Tallying preference ballots efficiently
The Schulze method for determining the results of multiway votes has three parts:
Use the ballots to determine the results (winner and margin of victory) of each possible head-to-head contest.
Perform an all-pairs widest path computation on a directed complete graph weighted by the margins of victory.
Find the candidate with wider outgoing than incoming paths to all other candidates.
The second part can be done in cubic time using the Floyd-Warshall algorithm (the choice in practice) or faster using fast matrix multiplication. And the third part is easy. But what about the first part? Here, some Wikipedia editor wrote in 2011 that the first part, "if implemented in the most straightforward way, takes time proportional to \( C^2 \) times the number of voters" (where \( C \) is the number of candidates). But then last year some other editor tagged this claim as being original research.

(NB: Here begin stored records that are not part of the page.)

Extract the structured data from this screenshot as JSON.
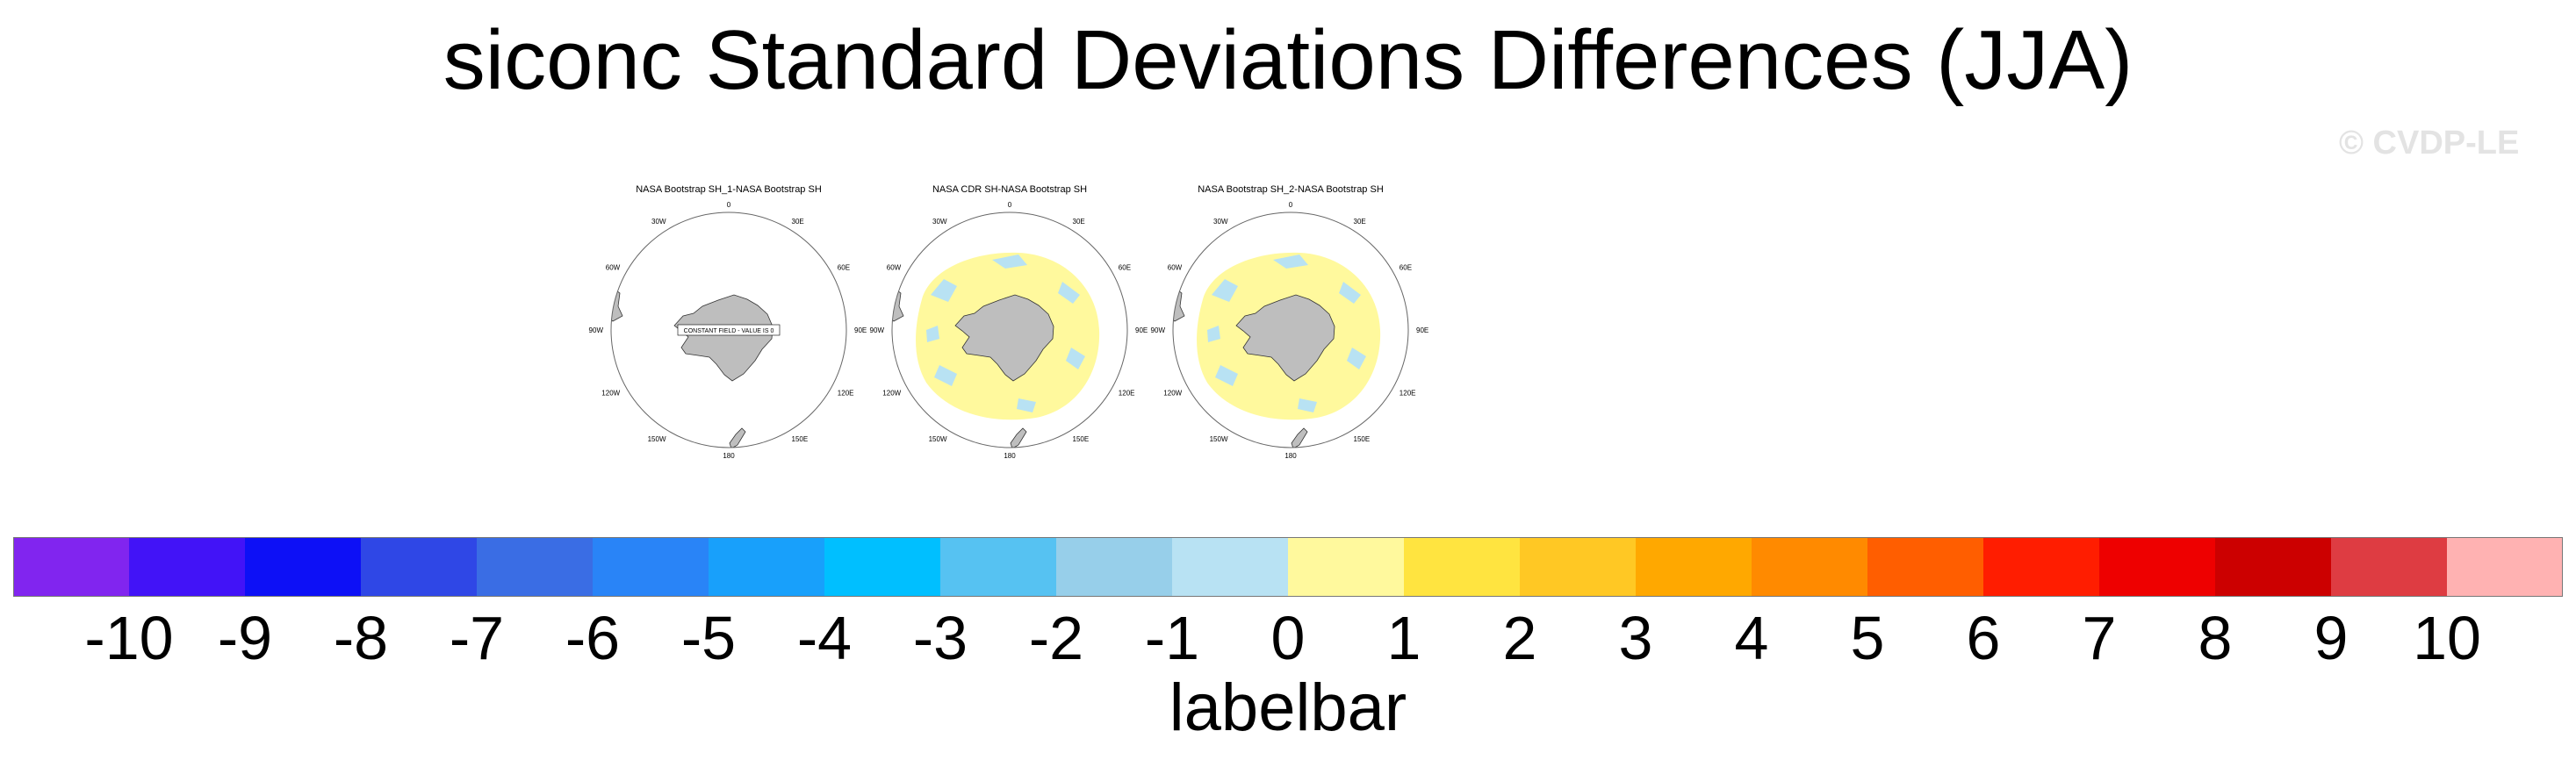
{
  "figure": {
    "title": "siconc Standard Deviations Differences (JJA)",
    "watermark": "© CVDP-LE"
  },
  "panels": [
    {
      "title": "NASA Bootstrap SH_1-NASA Bootstrap SH",
      "shading": "none",
      "note": "CONSTANT FIELD - VALUE IS 0"
    },
    {
      "title": "NASA CDR SH-NASA Bootstrap SH",
      "shading": "ring",
      "note": ""
    },
    {
      "title": "NASA Bootstrap SH_2-NASA Bootstrap SH",
      "shading": "ring",
      "note": ""
    }
  ],
  "longitude_labels": [
    "0",
    "30E",
    "60E",
    "90E",
    "120E",
    "150E",
    "180",
    "150W",
    "120W",
    "90W",
    "60W",
    "30W"
  ],
  "labelbar": {
    "title": "labelbar",
    "ticks": [
      "-10",
      "-9",
      "-8",
      "-7",
      "-6",
      "-5",
      "-4",
      "-3",
      "-2",
      "-1",
      "0",
      "1",
      "2",
      "3",
      "4",
      "5",
      "6",
      "7",
      "8",
      "9",
      "10"
    ],
    "colors": [
      "#8125ef",
      "#4213f7",
      "#0d10f6",
      "#2f47e6",
      "#3a6de4",
      "#2984f7",
      "#18a0fb",
      "#00bfff",
      "#56c2f2",
      "#97cfea",
      "#b8e2f3",
      "#fff99d",
      "#ffe440",
      "#ffc824",
      "#ffa800",
      "#ff8a00",
      "#ff5e00",
      "#ff1d00",
      "#ee0000",
      "#cc0000",
      "#de3c42",
      "#ffb2b2"
    ]
  },
  "colors": {
    "land": "#bebebe",
    "ocean": "#ffffff",
    "positive_small": "#fff99d",
    "negative_small": "#b8e2f3"
  }
}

This raised some questions for me. Given how straightforward it is, can this really be considered to be original research? Is it possible to find a published source for the time analysis of this step that can be used to untag it? (If you know of one, please tell me or add it to the article.) Is the algorithm with this time bound really "the most straightforward way"? And if this is the time bound you get by doing things straightforwardly, can we get a better time bound by trying to be more clever?
To begin with, I think the most straightforward way of solving this is the following. I'll assume that each ballot is stored as a sorted array of the candidates, most-preferred first. For each pair of candidates, loop over all ballots, and search the ballot array sequentially to find the first position that has one of the two candidates in the pair; tally that ballot as a win for the candidate that was found. When you've looped through all the ballots, compare the tallies for the two candidates to determine the winner, and subtract the tallies to determine the margin of victory. But this takes time \( O(C^3), \) not \( O(C^2). \)
The \( O(C^2) \)-time method that was intended is presumably something like the following one. We will make a matrix \( M[i,j] \) that will eventually store the number of voters who prefer candidate \( i \) to candidate \( j, \) initially all zeros. We then loop through the ballots one at a time. For each ballot \( B, \) each \( i \) in the range from \( 1 \) to \( C, \) and each \( j \) in the range from \( i+1 \) to \( C, \) we add one to the count for \( M[B[i],B[j]]. \) Finally, after computing this matrix, we can compare \( M[i,j] \) to \( M[j,i] \) as before to determine each pairwise winner, or subtract these two numbers to determine the margin of victory.
But when the number of voters is big (larger than \( C! \)) there's a different way to tally the votes that's more efficient. First, sort the ballots, so that all people who voted the same way are collected into the same group. (This can be done by treating each vote as a number in the factorial number system and applying counting sort to these numbers). Then, apply the \( O(C^2) \)-time method to the grouped ballots, looping over all groups rather than all individual ballots and changing the part that adds one to \( M[B[i],B[j]] \) so that instead it adds the size of a group of ballots. The running time is \( O(Cn) \) to number and sort the ballots, plus \( O(C^2 C!) \) to tally them. So we've reduced the dependence on \( n \) down to linear in \( C, \) at the expense of adding another term that is a much larger function of \( C. \) For systems like the Oscars or Hugos that have only five candidates and thousands of voters, this could be a win.
It's not possible to achieve a time of just \( O(Cn), \) without the extra term, because even when \( n \) is tiny the output size is \( C^2. \) But it is possible to trade off between the grouped and ungrouped tallying methods, when n is intermediate in size. To do so, group the candidates (arbitrarily) into blocks of \( B \) candidates (preferably a power of two; we'll pick the right size for \( B \) later). We can partition a voter's preferences into blocks in time \( O(Cn) \) by using bucket sort to partition the candidates into blocks in their preference order, and we can determine the voter's preferences between the candidates in the union of two blocks in time \( O(B) \) by applying a merge algorithm, comparing candidates using a reverse index of the positions of each candidate in the voter's preference list. There are \( O((C/B)^2) \) pairs of blocks, so combining the times for splitting votes into blocks and for applying the factorial method to each pair of blocks gives a total runtime of \( O(Cn+C^2n/B+C^2(2B)!). \) The right choice for \( B \) is the one which makes the second and last terms of this runtime approximately equal (\( B \) proportional to \( \log n/\log\log n \)) and this logarithmic factor is the amount by which the middle term of the time bound is faster than the "straightforward" \( O(C^2n) \)-time method.